Reason | Percentage |
---|---|
Fundamental breach of law | 40% |
Documentary evidence of permit | 30% |
Distinction from other breaches | 20% |
Statutory requirement of permit | 10% |
Category | Percentage |
---|---|
Fact | 20% |
Law | 80% |
Logical Reasoning
Key Takeaways
- Vehicle owners must ensure their vehicles have the necessary permits before using them in public places.
- Insurers can avoid liability if a vehicle is used without a valid permit at the time of an accident.
- The onus is on the vehicle owner to prove the existence of a permit, not on the insurer to prove its absence.

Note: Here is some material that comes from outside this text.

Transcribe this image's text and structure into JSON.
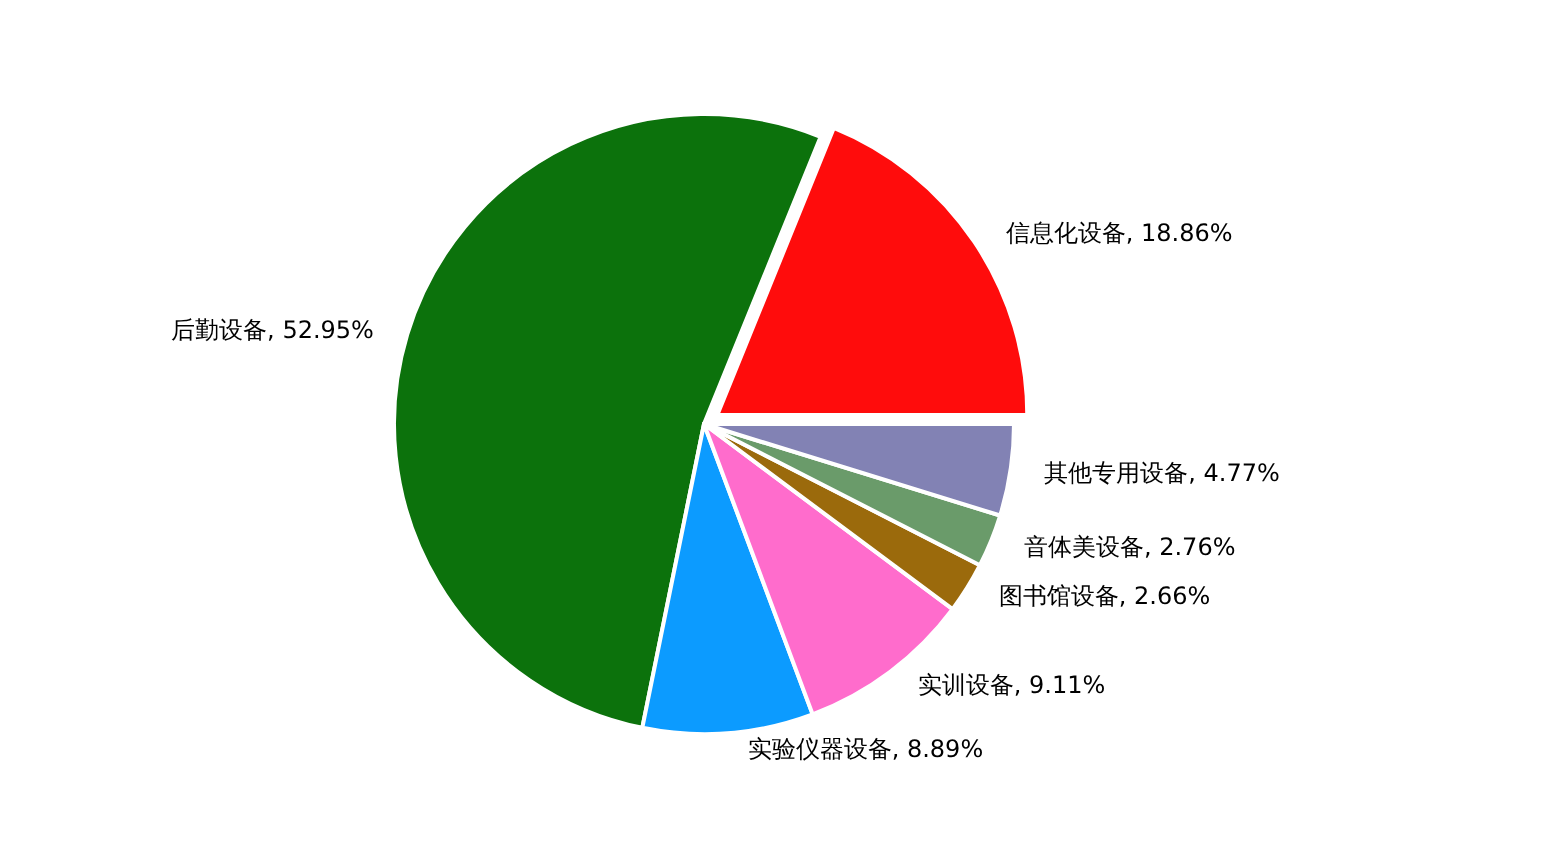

- This judgment clarifies that the absence of a permit is a fundamental breach of the law, distinct from other breaches like driving without a valid license.
Directions
The tribunal and the High Court had directed the insurer to pay the compensation amount to the claimants with interest, with the stipulation that the insurer shall be entitled to recover the same from the owner and the driver. The Supreme Court upheld the same directions.
Development of Law
The ratio decidendi of this case is that using a vehicle without a valid permit is a fundamental breach of the Motor Vehicles Act, 1988, allowing the insurer to avoid liability. This judgment reinforces the importance of adhering to statutory requirements and clarifies the distinction between the absence of a permit and other breaches of policy conditions. It also clarifies that the onus to prove the existence of a permit lies on the owner of the vehicle.
Conclusion
The Supreme Court dismissed the appeal, upholding the High Court’s decision. The Court reiterated that using a vehicle without a valid permit is a fundamental breach of the Motor Vehicles Act, 1988, and that the insurer is not liable to pay compensation in such cases. The court also upheld the “pay and recover” principle, allowing the insurer to recover the compensation amount from the vehicle owner and driver after paying the claimants.